11 octobre 2016

Logstash Lines: Getting ready for 5.0.0-rc1

Par Suyog Rao

Welcome back to The Logstash Lines! In these weekly posts, we'll share the latest happenings in the world of Logstash and its ecosystem.

Last week has been a slow week with people recovering from our engineering all-hands in Prague, but this update spans the last 3 weeks:

5.0.0-RC1 fixes:

  • Windows: Fixed signal HUP warnings on startup (Issue 5239).
  • Windows: Enabled logging on Windows by fixing log4j config location (Issue 5971).
  • Configuration errors are now logged to file, not printed to stderr (Issue 5975).
  • Elasticsearch Output: Passwords in Logstash logs partially visible when connection to Elasticsearch fails (Issue 482).

Settings Improvements (5.0.0)

  • All setting validations are now deferred until after setting sources have been processed (flags, logstash.yml, etc)
  • New setting type Bytes for human-writable byte values like '30mb'.
  • Fix for bug: Logstash checks default directory for write permissions always, even when overridden (Issue 6004).

Persistent Queues

We've opened a PR to merge the persistent queue feature branch to master and 5.x. This is still not feature complete, but it's pretty close. Also, long-living feature branches are no good.. The goal of this iteration is to:

  • Prevent inflight data loss upon application/machine crash by aiming at at-least-once delivery semantic.
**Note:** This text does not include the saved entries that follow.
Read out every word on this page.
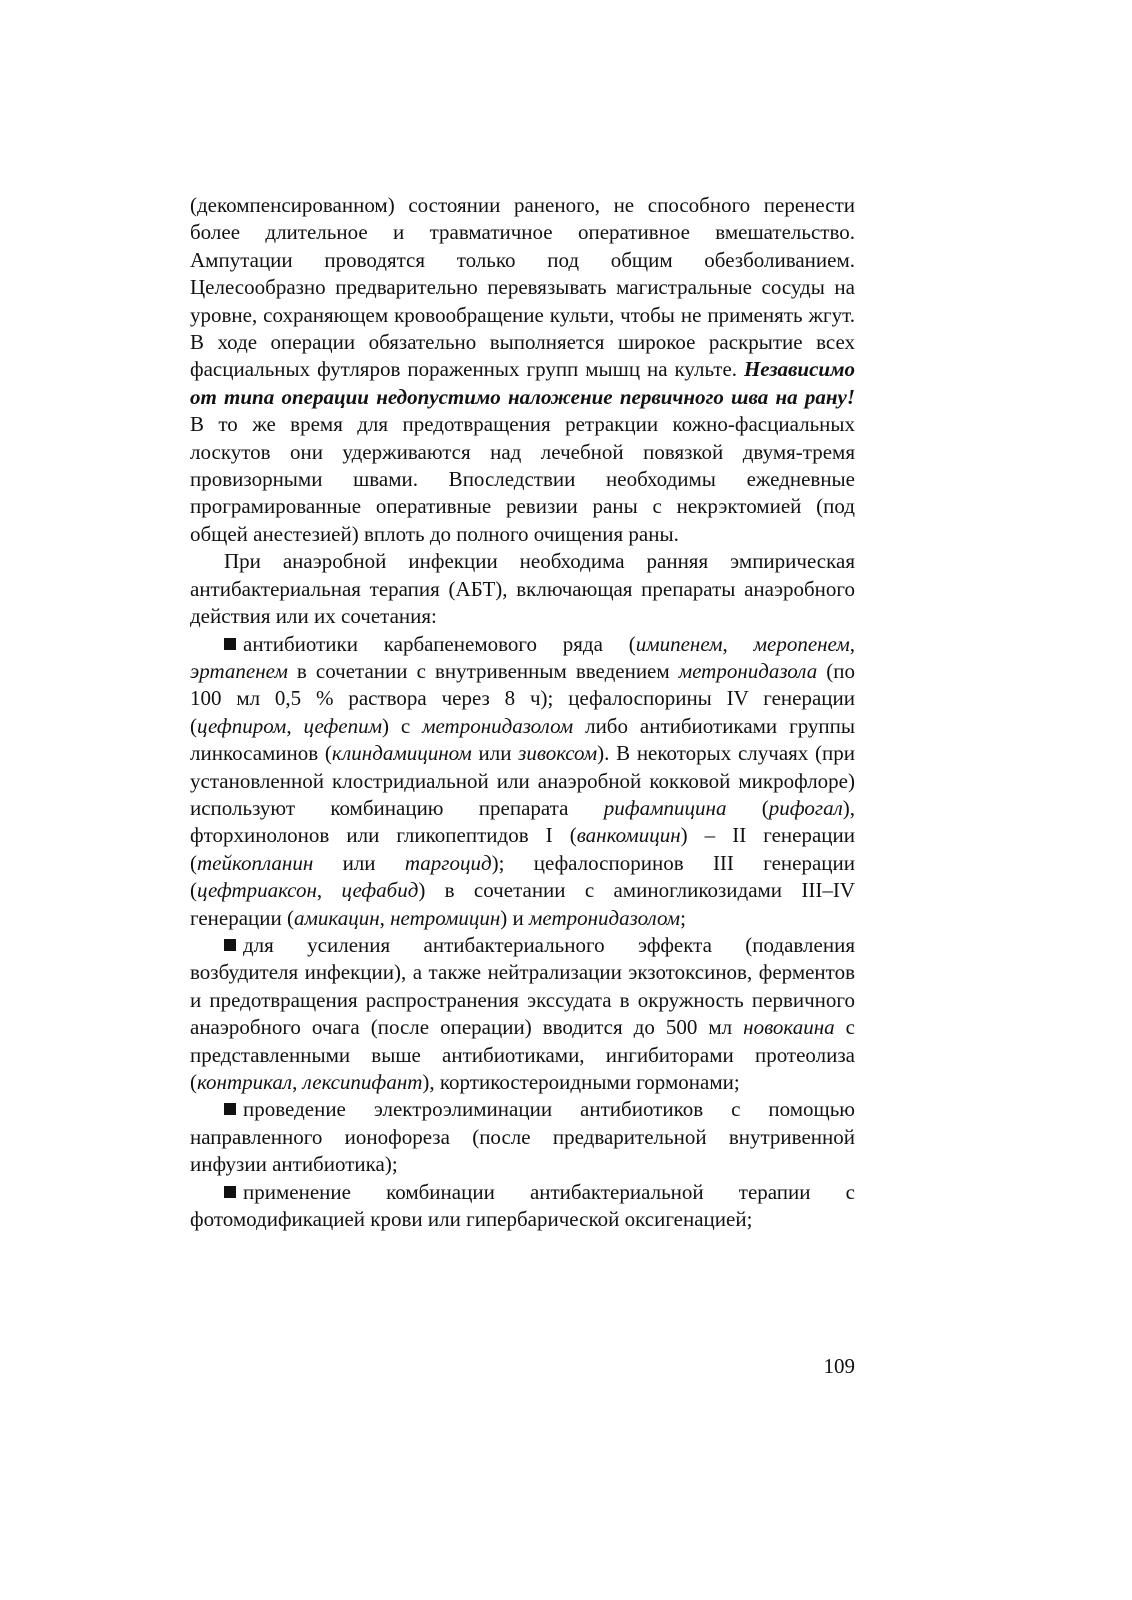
(декомпенсированном) состоянии раненого, не способного перенести более длительное и травматичное оперативное вмешательство. Ампутации проводятся только под общим обезболиванием. Целесообразно предварительно перевязывать магистральные сосуды на уровне, сохраняющем кровообращение культи, чтобы не применять жгут. В ходе операции обязательно выполняется широкое раскрытие всех фасциальных футляров пораженных групп мышц на культе. Независимо от типа операции недопустимо наложение первичного шва на рану! В то же время для предотвращения ретракции кожно-фасциальных лоскутов они удерживаются над лечебной повязкой двумя-тремя провизорными швами. Впоследствии необходимы ежедневные програмированные оперативные ревизии раны с некрэктомией (под общей анестезией) вплоть до полного очищения раны.

При анаэробной инфекции необходима ранняя эмпирическая антибактериальная терапия (АБТ), включающая препараты анаэробного действия или их сочетания:

антибиотики карбапенемового ряда (имипенем, меропенем, эртапенем в сочетании с внутривенным введением метронидазола (по 100 мл 0,5 % раствора через 8 ч); цефалоспорины IV генерации (цефпиром, цефепим) с метронидазолом либо антибиотиками группы линкосаминов (клиндамицином или зивоксом). В некоторых случаях (при установленной клостридиальной или анаэробной кокковой микрофлоре) используют комбинацию препарата рифампицина (рифогал), фторхинолонов или гликопептидов I (ванкомицин) – II генерации (тейкопланин или таргоцид); цефалоспоринов III генерации (цефтриаксон, цефабид) в сочетании с аминогликозидами III–IV генерации (амикацин, нетромицин) и метронидазолом;

для усиления антибактериального эффекта (подавления возбудителя инфекции), а также нейтрализации экзотоксинов, ферментов и предотвращения распространения экссудата в окружность первичного анаэробного очага (после операции) вводится до 500 мл новокаина с представленными выше антибиотиками, ингибиторами протеолиза (контрикал, лексипифант), кортикостероидными гормонами;

проведение электроэлиминации антибиотиков с помощью направленного ионофореза (после предварительной внутривенной инфузии антибиотика);

применение комбинации антибактериальной терапии с фотомодификацией крови или гипербарической оксигенацией;

109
Note that at this point there is no change in the per-event processing/delivery failure where best-effort is done at the plugin level and can result in dropped event. This will be addressed in the future Dead Letter Queue feature, see #5283.
  • Provide backpressure handling within Logstash using a variable length persistent queue. So you don't have to use Redis or Kafka just to handle event surges.

All existing unit tests are passing, and we've added file based integration tests last week.

Open items:

  • Do we enable Persistent Queues by default or expose it as experimental, and behind a feature flag?
  • Run performance benchmarks for common configurations
  • Add queue recovery tests
  • Add configurable thresholds for queue max capacity using byte-size limit or as a disk percentage.

Integration Test Framework

We now have an end-end integration test framework in core which uses a LS binary to test against real services like Kafka, ES and Filebeat. Tests are run locally and do not need a VM. It is super easy to configure — uses travis style files to setup services, and tests are written using RSpec. We already have a few integration tests built using this framework on travis, and they will soon be added to logstash-ci Jenkins platform. With this change, we have integration tests running in every plugin repo and in core to validate code changes.